My ears rang with the ominous silence as I peered around to orient myself. If the NYPD were here, they were likely covering the outside of the building. The same wouldn’t be true of the shifter.
I sheathed my cane through my belt and pulled the sawed-off shotgun from its holster. I’d been carrying it under my coat for so long, it felt strange to have nothing banging my ribs. The hunting spell led me across the temple, toward a door I recognized as the storage room with stairs to the basement.
I tested the door and found it barred solidly from the inside. From beyond and below, I caught a faint sound. A cry was tailing off into sobs that made both my arms break out in gooseflesh.
Ludvig’s still alive.
Though my pulse quickened, stealth remained the name of the game. Using a weak force invocation like an echo locator, I sent it under the door and into the space beyond. The lock was a bar dropped into a pair of brackets.
Behind me, the door to the temple shook violently. Two shots sounded. My locking spell fractured, sending the energy rushing back into me. Heart banging, I snuffed out the ball of light just as the door flew open.

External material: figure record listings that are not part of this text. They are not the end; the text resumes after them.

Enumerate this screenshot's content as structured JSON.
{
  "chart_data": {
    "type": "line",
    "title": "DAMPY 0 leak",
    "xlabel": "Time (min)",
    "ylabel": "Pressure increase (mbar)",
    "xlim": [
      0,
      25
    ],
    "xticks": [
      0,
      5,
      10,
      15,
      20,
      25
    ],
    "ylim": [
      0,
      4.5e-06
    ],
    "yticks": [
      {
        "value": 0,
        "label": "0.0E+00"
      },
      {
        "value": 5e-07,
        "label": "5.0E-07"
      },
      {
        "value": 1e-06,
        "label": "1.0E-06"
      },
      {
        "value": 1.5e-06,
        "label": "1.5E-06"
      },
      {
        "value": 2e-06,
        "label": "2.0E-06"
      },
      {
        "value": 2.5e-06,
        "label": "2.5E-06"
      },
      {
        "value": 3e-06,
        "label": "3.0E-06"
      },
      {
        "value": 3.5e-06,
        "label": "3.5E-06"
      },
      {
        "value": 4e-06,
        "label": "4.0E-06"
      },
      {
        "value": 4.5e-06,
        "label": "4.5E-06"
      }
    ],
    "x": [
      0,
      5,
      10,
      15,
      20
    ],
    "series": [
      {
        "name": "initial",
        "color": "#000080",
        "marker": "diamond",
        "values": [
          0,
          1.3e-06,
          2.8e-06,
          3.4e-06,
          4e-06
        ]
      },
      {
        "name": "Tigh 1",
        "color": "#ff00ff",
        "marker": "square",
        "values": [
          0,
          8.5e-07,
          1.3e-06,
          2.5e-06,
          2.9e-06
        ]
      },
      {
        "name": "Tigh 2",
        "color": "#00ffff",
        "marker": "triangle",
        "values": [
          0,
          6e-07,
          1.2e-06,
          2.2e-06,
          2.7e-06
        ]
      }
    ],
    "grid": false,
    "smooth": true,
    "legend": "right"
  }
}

A quasi military force stormed inside, covering the room with their rifles. Night vision oculars glinted as they spread apart, barrels panning back and forth. Sup Squad? I sidestepped toward the altar, fishing for another stealth potion. The time factor coupled with my casting had burned through enough of the first dose for its effects to begin thinning. If I didn’t conceal myself, it would only be a matter of time before—
“Freeze!” one of them barked.
The massive armored man rushed toward me, two members flanking him, while the remaining six continued searching the temple for accomplices. I summoned a form-fitting shield even though it would serve little better than cardboard against their high-powered rifles—or this guy’s bulky fists, for that matter.

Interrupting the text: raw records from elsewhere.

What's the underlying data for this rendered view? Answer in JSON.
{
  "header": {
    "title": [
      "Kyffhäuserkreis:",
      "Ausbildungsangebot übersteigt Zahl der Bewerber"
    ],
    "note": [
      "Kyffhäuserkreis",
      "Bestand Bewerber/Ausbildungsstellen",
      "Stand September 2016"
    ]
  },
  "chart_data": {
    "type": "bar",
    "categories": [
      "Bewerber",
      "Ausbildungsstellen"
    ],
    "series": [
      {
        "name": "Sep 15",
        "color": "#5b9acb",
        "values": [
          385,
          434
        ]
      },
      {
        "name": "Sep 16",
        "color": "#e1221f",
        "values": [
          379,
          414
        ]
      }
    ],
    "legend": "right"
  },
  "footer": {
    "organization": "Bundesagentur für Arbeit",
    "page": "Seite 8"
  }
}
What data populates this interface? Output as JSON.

He stopped ten feet in front of me, rifle angled down at my forehead. “Drop your weapons!”
I knelt carefully, placed my shotgun and cane on the ground, and knee-walked back from them, arms raised.
“Hands on your head!” he shouted, looming over me.
One of the flanking men lunged in and swept the gun and cane aside with a booted foot. The other began patting me down, but when he discovered how loaded my coat was, he pulled the entire thing off before searching my pants. When he finished, he zip-tied my hands behind my back.